Karantina bölgesi askeri bir disiplinle yönetilmektedir. Dışarı çıkışlar kesinlikle yasaktır. Dışarı çıkanlar öldürülecektir. Körlük akıl almaz bir hızla yayılmakta ve ülkede kaos derinleşmektedir. Alınan önlemler ve baskıcı politikalar ne körlüğün yayılmasını engelleyebilmektedir, ne de ortada devlet yetkililerinin iddia ettiği gibi bir düzen vardır.

Herkesin kör olduğu bir yerde bir tek doktorun karısı görür ve her an o da hastalığa yakalanacağı korkusu ile yaşar. Yine de bir an olsun eşini yalnız bırakmaz.

Hastalığın ilerlemesi nedeni ile karantina bölgesindeki insanlara kimse yaklaşmak istemez. Bunun üzerine bölgede düzen tamamen bozulur. Çeteler kurulmaya ve güçlü olanın zayıfa eziyet ettiği bir yer haline gelir.

Körlük hastalığına yakalananların sayısı arttıkça, karantina bölgesinin nüfusu artar. Kalabalığın artması yeni güç dengeleri ve kamplaşmaları da beraberinde getirir. İçeride çeteler kendi hükümdarlıklarını ilan etmeye çalışmakta ve zulüm ederek diğer körleri sömürmek istemektedir. Doktor ve karısının kaldığı tarafta körler zaman geçtikçe zorluklar yaşamaktadır.
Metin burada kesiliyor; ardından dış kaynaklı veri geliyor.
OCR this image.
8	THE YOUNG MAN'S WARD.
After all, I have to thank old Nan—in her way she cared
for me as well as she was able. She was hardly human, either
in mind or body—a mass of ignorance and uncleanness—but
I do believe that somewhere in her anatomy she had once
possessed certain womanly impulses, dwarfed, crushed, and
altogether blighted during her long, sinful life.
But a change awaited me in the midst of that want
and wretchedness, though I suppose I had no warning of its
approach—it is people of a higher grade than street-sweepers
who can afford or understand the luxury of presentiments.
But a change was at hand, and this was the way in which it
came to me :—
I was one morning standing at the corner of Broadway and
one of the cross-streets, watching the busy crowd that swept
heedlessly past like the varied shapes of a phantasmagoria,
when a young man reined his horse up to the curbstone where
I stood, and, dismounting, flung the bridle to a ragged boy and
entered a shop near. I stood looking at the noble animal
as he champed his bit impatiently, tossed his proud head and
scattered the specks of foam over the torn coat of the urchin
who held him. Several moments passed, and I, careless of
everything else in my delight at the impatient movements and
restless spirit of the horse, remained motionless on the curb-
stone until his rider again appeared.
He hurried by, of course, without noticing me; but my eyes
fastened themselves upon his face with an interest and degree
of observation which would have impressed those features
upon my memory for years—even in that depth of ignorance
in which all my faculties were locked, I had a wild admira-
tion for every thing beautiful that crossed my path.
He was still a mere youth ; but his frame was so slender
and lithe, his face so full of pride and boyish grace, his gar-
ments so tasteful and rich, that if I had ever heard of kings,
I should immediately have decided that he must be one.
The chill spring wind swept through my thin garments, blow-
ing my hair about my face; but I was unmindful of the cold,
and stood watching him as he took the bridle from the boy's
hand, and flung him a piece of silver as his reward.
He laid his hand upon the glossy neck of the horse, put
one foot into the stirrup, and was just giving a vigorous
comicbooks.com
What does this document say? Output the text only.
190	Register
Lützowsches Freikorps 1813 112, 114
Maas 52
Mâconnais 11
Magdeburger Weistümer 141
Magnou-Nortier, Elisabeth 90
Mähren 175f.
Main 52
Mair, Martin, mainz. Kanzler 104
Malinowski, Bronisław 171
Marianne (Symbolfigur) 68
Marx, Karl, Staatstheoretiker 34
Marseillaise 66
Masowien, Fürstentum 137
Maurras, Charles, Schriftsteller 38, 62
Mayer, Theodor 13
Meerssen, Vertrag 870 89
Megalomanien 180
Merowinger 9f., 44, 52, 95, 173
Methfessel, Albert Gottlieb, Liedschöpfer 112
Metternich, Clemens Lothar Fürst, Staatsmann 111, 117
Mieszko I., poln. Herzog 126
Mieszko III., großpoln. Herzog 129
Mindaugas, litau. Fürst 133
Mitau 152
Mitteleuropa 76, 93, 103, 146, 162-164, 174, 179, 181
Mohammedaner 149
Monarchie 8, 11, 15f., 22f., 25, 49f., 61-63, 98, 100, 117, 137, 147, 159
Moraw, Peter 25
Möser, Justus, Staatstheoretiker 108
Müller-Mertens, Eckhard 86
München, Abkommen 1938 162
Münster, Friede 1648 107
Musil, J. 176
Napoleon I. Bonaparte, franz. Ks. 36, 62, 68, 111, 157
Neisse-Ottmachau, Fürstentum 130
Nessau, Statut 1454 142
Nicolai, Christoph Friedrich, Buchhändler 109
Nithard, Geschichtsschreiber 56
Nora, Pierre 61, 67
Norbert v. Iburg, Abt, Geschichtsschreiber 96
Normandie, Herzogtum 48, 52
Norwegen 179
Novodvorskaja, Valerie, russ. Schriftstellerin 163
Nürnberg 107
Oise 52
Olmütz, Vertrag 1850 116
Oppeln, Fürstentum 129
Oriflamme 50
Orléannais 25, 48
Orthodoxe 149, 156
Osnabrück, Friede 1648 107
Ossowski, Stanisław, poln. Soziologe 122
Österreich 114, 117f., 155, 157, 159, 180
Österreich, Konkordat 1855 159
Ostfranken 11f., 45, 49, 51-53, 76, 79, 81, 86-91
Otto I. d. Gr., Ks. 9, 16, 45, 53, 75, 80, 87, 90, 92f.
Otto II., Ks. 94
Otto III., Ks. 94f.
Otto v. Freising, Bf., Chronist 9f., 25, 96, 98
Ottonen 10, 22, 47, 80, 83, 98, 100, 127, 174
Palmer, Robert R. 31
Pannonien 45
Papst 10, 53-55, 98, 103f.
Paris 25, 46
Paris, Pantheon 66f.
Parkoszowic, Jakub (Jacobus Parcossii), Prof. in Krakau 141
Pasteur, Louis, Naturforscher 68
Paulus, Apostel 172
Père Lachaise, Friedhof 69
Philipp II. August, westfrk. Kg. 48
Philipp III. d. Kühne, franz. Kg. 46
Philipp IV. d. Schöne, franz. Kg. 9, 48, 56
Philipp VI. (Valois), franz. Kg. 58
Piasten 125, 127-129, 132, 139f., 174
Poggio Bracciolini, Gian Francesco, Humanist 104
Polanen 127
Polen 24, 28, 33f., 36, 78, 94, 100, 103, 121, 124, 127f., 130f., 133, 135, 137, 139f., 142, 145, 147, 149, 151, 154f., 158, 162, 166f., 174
Çünkü diğer tarafta bulunan çeteler onlardan haraç istemekte ve şiddet yoluyla onları tehdit etmektedir. İçerideki kimsenin bilmediği bir gerek ise doktoru karısının gerçekte kör olmadığıdır. Oda kör taklidi yaparak içeride kalmış ve diğer insanların yardımına koşmaktadır. Tabi bu durumun anlaşılmaması içinde kör gibi davranmak zorundadır.

Zaman geçtikçe çetelerin baskısı ve istekleri artar. Bu durumda doktor, karısı ve beraberindekiler çetelerle mücadele etmek zorunda kalırlar. İşler daha da kötüye gidince doktorun eşi gizlice çete liderini öldürür fakat bu işleri daha da kötüye sürükler. Karantina bölgesinde ayaklanma çıkar ve herkes kaçar. Şehirde de hastalık tamamen yayılmıştır.

Karantina bölgesinde büyük bir yangın çıkar. Dışarı çıkmanın yasak olduğu hastaneden yangın sayesinde doktor ve beraberindekiler kurtulurlar. Dışarıdaki hayat gittikçe daha zor bir hal almış ve yaşam savaşı tüm hızıyla sürmektedir.

Bunun üzerine doktorun eşi, eşini de alarak evlerine döner. Eski hayatlarına uyum sağlamaya ve yeni bir düzen kurmaya çalışırlar. Beklenmedik bir anda ortaya çıkan ve müthiş bir hızla yayılıp tüm ülkeyi kaosa sürükleyen körlük salgını son bulmuştur artık. Doktorun karısı körlüğün kendi yakasına yapıştığını düşünürken her şey tıpkı eskisi gibi gerçek, canlı ve tamda gözlerinin önündedir. Onun herkesi gördüğü gibi herkes tarafından da o görülmektedir.

1 yorum:

  1. "doktorun eşi, eşini de alarak evlerine döner. Eski hayatlarına uyum sağlamaya ve yeni bir düzen kurmaya çalışırlar." burası yanlış. Doktor ve karısı karantinadaki dostlarını bırakmaz ve onlarla beraber hayatta kalmaya çalışır. Birlikte aynı evde uyuyolar, birlikte yemek yerler.